Boekrecensie

Titel: De negentiende eeuw. Een betwiste erfenis
Auteur: Sabine Alexander

Uitgeverij: Pelckmans/Agora
Kapellen/Baarn, 1998
ISBN 90 391 0774 2
Pagina's: 143
Prijs: ƒ 29,90

Recensie door dr. O. W. Dubois - 19 mei 1999

Kunsthistorica pleit voor evenwichtiger beeld negentiende eeuw

Het fundament
van de samenleving

De negentiende eeuw was een burgerlijke eeuw. Deze constatering van tijdgenoten en latere geslachten behelst een negatief waardeoordeel. Negentiende-eeuwse victoriaanse moraal en hypocrisie zijn in de gangbare opvatting synoniem geworden. De Belgische kunsthistorica Sabine Alexander acht deze beeldvorming eenzijdig en pleit in ”De negentiende eeuw. Een betwiste erfenis” voor een evenwichtiger beeld.

De auteur gaat daartoe terug naar „de tijd toen de burgermaatschappij zich in al haar vitaliteit ontplooide, om te zien hoe die tegenstrijdigheden zich ontwikkelden en om te begrijpen welke eigenschappen destijds, net als vandaag, tegelijk bewondering en verachting oogstten” (blz.10).

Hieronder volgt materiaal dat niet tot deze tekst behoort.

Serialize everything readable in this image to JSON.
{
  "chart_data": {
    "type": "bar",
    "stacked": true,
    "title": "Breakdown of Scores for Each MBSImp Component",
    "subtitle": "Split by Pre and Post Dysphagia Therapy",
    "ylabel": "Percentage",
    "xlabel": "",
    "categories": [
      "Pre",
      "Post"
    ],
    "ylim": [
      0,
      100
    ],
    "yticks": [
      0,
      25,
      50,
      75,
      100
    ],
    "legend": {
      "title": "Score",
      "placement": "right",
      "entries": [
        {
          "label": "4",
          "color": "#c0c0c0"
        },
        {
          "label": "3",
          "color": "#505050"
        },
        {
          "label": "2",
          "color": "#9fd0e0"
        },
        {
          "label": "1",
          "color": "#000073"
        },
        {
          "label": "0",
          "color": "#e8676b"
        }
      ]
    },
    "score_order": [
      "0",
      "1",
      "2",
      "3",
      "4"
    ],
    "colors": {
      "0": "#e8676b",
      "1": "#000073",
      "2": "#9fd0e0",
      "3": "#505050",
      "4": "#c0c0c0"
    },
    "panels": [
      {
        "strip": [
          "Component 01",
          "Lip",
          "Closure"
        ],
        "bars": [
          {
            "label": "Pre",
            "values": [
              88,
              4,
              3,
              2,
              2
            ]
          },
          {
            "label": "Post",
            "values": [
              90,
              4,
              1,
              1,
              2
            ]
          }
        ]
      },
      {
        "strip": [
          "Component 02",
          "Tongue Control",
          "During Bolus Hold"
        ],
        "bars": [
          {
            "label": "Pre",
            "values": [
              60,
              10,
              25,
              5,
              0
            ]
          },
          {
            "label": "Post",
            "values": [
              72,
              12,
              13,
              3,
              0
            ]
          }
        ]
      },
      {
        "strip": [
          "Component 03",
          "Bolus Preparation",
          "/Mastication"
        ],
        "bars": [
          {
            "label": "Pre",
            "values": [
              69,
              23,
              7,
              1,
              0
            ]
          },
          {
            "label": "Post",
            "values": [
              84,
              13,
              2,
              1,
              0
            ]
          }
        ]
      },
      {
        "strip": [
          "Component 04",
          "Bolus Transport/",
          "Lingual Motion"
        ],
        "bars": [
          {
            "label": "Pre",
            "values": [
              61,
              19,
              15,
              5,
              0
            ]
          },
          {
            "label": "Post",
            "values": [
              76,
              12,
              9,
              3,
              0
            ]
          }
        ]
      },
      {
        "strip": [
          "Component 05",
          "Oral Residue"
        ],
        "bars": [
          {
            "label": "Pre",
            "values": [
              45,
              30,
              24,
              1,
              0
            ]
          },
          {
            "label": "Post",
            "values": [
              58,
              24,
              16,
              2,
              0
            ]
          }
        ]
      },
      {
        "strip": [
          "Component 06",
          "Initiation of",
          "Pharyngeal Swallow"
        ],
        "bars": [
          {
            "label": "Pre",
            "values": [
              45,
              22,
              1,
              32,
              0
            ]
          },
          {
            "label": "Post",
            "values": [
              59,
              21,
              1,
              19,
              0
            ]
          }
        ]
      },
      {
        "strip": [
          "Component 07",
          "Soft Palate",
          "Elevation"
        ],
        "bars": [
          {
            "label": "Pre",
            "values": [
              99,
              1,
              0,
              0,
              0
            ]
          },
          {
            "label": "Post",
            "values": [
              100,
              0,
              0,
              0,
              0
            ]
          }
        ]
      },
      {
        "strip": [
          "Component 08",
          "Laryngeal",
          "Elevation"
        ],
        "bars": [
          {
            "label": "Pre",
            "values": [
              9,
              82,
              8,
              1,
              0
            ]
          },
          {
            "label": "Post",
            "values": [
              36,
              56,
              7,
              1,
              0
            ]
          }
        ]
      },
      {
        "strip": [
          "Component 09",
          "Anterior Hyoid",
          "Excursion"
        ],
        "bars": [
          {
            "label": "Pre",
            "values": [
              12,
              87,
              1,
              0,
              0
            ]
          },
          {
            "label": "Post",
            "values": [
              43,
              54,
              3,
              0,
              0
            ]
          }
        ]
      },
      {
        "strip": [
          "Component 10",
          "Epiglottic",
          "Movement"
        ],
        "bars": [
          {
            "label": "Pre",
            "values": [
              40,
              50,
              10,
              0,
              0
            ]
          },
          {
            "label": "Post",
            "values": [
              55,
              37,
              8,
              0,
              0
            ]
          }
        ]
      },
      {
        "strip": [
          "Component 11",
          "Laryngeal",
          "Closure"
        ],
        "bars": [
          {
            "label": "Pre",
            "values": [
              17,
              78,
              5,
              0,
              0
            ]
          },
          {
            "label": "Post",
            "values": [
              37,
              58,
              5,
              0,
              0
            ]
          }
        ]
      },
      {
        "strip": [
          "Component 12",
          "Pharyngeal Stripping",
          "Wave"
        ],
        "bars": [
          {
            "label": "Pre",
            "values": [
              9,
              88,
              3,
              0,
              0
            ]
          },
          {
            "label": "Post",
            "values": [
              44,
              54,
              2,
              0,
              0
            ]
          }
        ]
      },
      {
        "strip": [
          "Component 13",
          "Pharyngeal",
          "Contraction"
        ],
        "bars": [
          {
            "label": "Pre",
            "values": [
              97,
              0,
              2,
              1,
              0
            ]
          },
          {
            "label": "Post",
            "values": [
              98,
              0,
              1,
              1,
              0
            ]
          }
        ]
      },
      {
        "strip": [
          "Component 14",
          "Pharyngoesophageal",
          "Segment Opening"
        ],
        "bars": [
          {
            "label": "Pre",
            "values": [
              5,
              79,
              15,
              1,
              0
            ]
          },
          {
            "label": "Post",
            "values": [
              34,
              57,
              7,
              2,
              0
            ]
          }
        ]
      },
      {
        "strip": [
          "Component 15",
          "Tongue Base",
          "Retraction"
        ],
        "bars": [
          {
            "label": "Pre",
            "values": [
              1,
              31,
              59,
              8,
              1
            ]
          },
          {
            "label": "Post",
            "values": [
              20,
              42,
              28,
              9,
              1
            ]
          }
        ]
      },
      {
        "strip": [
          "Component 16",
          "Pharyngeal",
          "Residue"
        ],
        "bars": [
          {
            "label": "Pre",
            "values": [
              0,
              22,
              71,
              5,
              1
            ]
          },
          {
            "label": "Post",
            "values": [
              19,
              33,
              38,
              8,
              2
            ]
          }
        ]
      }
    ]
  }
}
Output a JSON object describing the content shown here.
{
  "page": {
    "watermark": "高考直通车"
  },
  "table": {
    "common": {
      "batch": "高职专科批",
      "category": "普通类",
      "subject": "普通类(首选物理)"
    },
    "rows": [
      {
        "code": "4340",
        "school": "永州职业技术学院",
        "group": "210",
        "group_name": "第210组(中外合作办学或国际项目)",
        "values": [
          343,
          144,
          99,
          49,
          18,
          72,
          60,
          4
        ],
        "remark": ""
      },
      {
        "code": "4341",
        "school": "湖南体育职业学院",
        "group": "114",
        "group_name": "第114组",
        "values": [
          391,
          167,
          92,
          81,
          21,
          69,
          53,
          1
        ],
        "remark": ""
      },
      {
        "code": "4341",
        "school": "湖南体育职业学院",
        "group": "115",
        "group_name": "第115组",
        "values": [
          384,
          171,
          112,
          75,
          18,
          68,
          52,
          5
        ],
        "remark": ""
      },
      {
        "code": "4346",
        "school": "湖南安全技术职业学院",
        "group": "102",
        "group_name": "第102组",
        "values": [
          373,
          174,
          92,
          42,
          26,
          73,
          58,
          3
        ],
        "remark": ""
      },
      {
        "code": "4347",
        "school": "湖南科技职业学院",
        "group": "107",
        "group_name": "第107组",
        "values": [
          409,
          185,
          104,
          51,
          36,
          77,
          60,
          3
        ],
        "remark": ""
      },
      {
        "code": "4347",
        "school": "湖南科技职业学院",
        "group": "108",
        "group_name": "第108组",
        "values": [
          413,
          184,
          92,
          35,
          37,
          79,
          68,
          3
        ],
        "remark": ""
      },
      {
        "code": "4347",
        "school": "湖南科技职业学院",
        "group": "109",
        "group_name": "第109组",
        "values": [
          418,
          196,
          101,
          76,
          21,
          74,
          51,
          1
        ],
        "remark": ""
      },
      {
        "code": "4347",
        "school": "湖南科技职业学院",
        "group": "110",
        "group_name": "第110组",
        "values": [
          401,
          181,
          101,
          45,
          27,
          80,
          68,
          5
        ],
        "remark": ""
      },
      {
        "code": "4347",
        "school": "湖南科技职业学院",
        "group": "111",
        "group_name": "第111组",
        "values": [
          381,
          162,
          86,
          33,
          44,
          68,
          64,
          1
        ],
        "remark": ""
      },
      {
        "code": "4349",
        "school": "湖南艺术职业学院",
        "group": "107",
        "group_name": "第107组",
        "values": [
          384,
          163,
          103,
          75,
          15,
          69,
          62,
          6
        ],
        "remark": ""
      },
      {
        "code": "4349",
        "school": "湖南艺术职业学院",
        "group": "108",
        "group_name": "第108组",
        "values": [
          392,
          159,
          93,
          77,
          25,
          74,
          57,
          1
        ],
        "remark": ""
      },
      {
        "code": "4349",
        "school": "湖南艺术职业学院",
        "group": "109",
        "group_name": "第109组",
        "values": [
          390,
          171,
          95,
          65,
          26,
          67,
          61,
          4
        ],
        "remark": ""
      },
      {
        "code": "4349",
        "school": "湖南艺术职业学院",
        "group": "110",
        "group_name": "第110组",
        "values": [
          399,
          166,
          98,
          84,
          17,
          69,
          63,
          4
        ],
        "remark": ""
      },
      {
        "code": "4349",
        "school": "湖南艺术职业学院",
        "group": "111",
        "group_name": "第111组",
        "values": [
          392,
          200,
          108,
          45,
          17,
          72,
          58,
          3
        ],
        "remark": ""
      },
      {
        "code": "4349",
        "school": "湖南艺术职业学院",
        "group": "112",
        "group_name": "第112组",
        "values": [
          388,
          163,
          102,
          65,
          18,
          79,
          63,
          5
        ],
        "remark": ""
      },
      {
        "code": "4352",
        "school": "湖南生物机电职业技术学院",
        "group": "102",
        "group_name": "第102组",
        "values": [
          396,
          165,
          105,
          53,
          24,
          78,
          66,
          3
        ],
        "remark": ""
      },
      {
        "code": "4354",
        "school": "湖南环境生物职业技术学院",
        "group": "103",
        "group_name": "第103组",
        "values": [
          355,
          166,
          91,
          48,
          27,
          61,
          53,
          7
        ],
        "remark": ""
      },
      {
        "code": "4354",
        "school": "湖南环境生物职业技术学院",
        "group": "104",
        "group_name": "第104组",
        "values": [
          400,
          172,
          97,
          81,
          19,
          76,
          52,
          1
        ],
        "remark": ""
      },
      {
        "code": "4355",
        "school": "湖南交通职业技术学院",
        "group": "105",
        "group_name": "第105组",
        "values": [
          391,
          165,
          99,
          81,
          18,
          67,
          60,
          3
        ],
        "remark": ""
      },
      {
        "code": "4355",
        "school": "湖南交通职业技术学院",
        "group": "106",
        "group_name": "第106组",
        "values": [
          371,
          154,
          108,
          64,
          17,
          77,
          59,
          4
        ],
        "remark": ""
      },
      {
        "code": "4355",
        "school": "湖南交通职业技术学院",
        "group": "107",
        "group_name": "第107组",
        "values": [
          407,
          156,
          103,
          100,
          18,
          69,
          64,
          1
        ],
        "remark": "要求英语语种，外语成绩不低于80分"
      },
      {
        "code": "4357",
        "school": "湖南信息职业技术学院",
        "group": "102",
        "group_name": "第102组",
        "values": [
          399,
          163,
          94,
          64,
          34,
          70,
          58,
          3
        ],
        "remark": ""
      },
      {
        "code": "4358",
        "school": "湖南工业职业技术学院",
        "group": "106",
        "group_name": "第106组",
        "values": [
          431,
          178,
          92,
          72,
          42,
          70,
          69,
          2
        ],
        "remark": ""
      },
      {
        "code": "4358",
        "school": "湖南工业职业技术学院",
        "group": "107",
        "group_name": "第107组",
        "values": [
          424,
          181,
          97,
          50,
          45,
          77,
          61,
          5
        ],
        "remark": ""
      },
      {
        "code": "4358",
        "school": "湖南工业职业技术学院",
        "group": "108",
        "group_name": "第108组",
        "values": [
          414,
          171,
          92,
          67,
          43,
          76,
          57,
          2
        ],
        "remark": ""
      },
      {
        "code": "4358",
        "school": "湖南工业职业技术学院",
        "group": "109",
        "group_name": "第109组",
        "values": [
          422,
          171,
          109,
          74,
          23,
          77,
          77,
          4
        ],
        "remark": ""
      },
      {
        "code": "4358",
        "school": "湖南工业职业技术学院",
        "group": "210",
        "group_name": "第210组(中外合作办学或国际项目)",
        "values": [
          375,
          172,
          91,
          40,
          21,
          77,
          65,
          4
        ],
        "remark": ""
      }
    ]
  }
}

In West-Europa, waar Frankrijk, Duitsland en Engeland de toon aangaven, was inderdaad sprake van grote dynamiek. De Industriële Revolutie veranderde de samenleving ingrijpend en schiep de nieuwe klasse van het proletariaat, waarvan de bittere armoede scherp afstak tegen de grote rijkdom van een kleine bovenlaag. De dynamiek uitte zich ook in de stichting van grote koloniale rijken. Ingrijpend waren tevens de veranderingen op politiek en wetenschappelijk gebied, terwijl de West-Europese literatuur en schilderkunst vooral in de tweede helft van de negentiende eeuw tot grote bloei kwamen. Voorbeelden van dit laatste zijn de roman, naar schrijfsters mening misschien wel de meest authentieke schepping van de negentiende eeuw, en het impressionisme.

Deugdzaam bestaan
De burger was het fundament van de negentiende-eeuwse samenleving. Burgerlijk was ook de moraal. In de ogen van kritische tijdgenoten, waartoe vooral schrijvers, kunstenaars en filosofen behoorden, en latere generaties was deze hypocriet. Al te groot was bijvoorbeeld de tegenstelling tussen de officiële puriteinse seksuele moraal en de bloeiende prostitutie in grote steden. Mevrouw Alexander bekritiseert deze soms al te gemakkelijke veroordeling. Het streven van de burger naar een deugdzaam bestaan was oprecht. Het was hem echter moeilijk te ontkomen aan de tegenstrijdigheden van zichzelf en van zijn tijd, zo merkt zij op.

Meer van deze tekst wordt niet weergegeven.